The intent of the Decipher test is to provide a more individualized approach to treating the roughly 30% of newly diagnosed men with prostate cancer that is classified as high risk. High-risk disease means there is an increased risk these patients will experience disease recurrence, metastasis, and death, compared with those men with low-risk disease. Unfortunately, knowing exactly how to treat each patient identified with high-risk disease is a challenge, as previously studies have shown that among this group, more than 70% who receive standard-of-care definitive radiotherapy and long-term androgen deprivation therapy (ADT) will not develop metastases.
“High-risk prostate cancer is heterogenous and standard prognostic tools do a poor job of discriminating which men are likely to develop distant metastases and may benefit from more aggressive therapy, and who will do well when treated with standard radiotherapy and ADT,” said Paul L. Nguyen, MD, vice-chair for Clinical Research in the Department of Radiation Oncology at The Dana Farber/Brigham Cancer Center and the study’s lead author.

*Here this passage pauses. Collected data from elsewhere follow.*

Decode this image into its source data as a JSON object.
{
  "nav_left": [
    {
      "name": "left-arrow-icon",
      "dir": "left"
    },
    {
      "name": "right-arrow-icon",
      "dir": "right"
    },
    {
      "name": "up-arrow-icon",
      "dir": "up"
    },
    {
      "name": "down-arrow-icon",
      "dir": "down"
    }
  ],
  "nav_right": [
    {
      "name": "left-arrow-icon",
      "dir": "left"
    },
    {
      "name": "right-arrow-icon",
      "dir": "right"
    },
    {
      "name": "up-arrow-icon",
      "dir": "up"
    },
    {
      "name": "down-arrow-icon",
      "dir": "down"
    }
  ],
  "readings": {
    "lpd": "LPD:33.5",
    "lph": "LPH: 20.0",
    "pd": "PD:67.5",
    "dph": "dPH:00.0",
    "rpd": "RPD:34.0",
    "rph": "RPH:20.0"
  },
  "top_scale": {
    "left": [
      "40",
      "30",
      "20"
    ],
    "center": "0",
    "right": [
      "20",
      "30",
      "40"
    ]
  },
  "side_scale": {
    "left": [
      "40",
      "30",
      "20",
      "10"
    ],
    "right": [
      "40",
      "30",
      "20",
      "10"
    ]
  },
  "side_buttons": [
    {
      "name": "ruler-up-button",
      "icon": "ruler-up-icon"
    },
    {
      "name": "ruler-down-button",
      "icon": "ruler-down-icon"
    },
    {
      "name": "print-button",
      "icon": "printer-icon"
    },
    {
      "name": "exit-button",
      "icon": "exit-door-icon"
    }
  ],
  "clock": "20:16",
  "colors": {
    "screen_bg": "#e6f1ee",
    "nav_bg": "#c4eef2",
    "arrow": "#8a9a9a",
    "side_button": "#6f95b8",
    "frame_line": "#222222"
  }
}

“Because of this, clinicians are forced to use a one-size-fits-all approach that inherently leads to under- and over-treatment of many men. The data published today validate the role of the Decipher Prostate test in more accurately prognosticating patient outcomes, even within a high-risk group, to better personalize care.”
For this latest study, Nguyen, who is also a professor at Harvard Medical School, and his team used biopsy samples of 265 men with prostate cancer designated as high-risk by the National Comprehensive Cancer Network (NCCN) classification to derive risk scores. All of the samples came from patients who participated in one of three randomized Phase III trials conducted by NRG Oncology. With a median follow-up of 11 years, the researchers evaluated the association between Decipher scores and participants’ time to distant metastases (DM), prostate cancer-specific mortality (PCSM) and overall survival (OS).

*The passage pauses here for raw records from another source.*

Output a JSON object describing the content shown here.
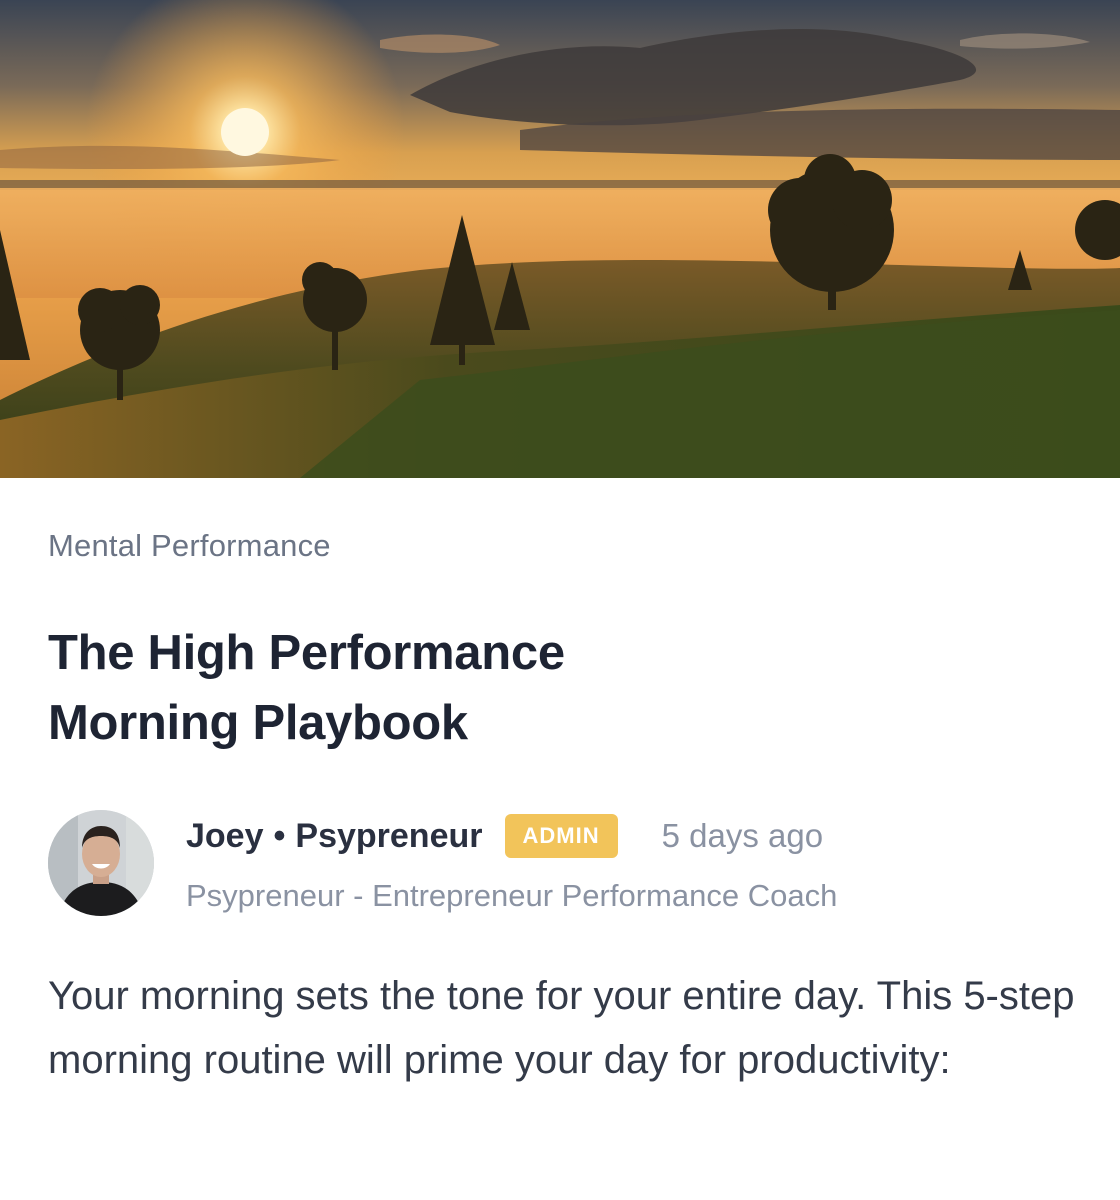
{
  "hero": {
    "image": "sunrise-over-misty-hills-photo"
  },
  "post": {
    "category": "Mental Performance",
    "title_line1": "The High Performance",
    "title_line2": "Morning Playbook",
    "author": {
      "name": "Joey",
      "separator": "•",
      "brand": "Psypreneur",
      "badge": "ADMIN",
      "timestamp": "5 days ago",
      "subtitle": "Psypreneur - Entrepreneur Performance Coach"
    },
    "body": "Your morning sets the tone for your entire day. This 5-step morning routine will prime your day for productivity:"
  },
  "colors": {
    "badge": "#f2c45a",
    "title": "#1e2433",
    "muted": "#8a92a2"
  }
}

Data showed that the Decipher Prostate was independently prognostic for DM, PCSM, and OS, with those identified as high risk by the tests experiencing worse outcomes than those who were classified as low-risk across all three endpoints. After adjusting for age, PSA, Gleason score, cT-stage, trial, and randomized treatment arm, the analysis found that the Decipher test scores were independently associated with DM (HR 1.22, 95%CI 1.09-1.36), PCSM (sHR 1.23, 95%CI 1.09-1.39), and OS (HR 1.12, 95%CI 1.05-1.20).

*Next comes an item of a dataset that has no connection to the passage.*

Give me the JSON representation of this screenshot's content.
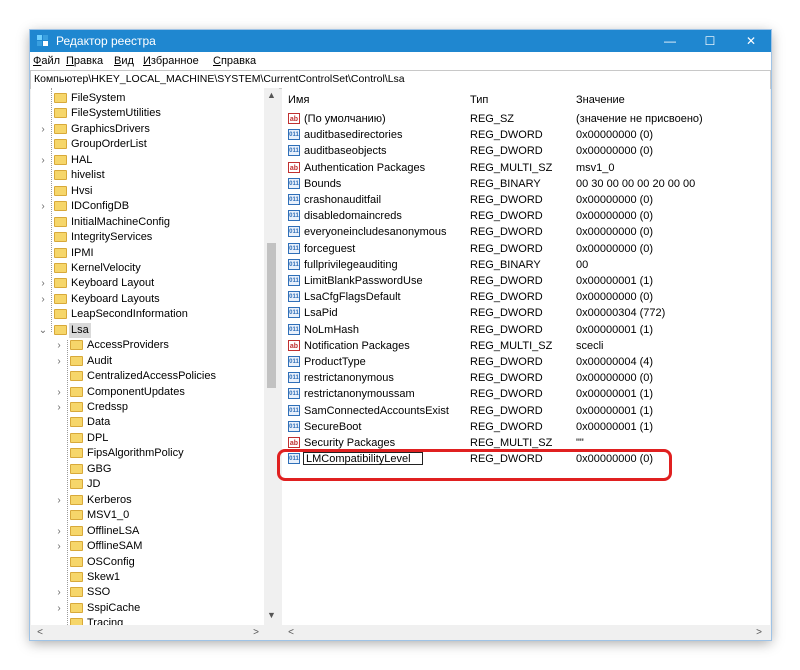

The team noted that the Decipher test showed similar prognostic results in patients receiving both short-term (four months) or long-term ADT, though those improved outcomes varied by risk. For example, at 10 years, the DM estimates were 31% for short-term vs 20% for long-term ADT in those with higher Decipher Prostate risk scores (an absolute benefit of 11%) but were 7% vs 4% in those with lower Decipher Prostate risk scores (an absolute benefit of 3%).
“This comprehensive analysis of three high-quality, randomized Phase III studies demonstrates that the Decipher Prostate Genomic Classifier provides information that can meaningfully impact clinical care for men with prostate cancer,” said Elai Davicioni, PhD, Veracyte’s medical director for Urology. “We believe the new data generated by Dr. Nguyen and colleagues could help physicians considering various treatment options for men with high-risk disease and who desire to tailor the duration and intensity of hormonal therapy for their patients on an individual basis.”
Hoping to build on these results, Decipher Prostate is now being researched in a prospective study called PREDICT-RT, which comprises two parallel randomized Phase III trials sponsored by the National Cancer Institute and conducted by NRG Oncology.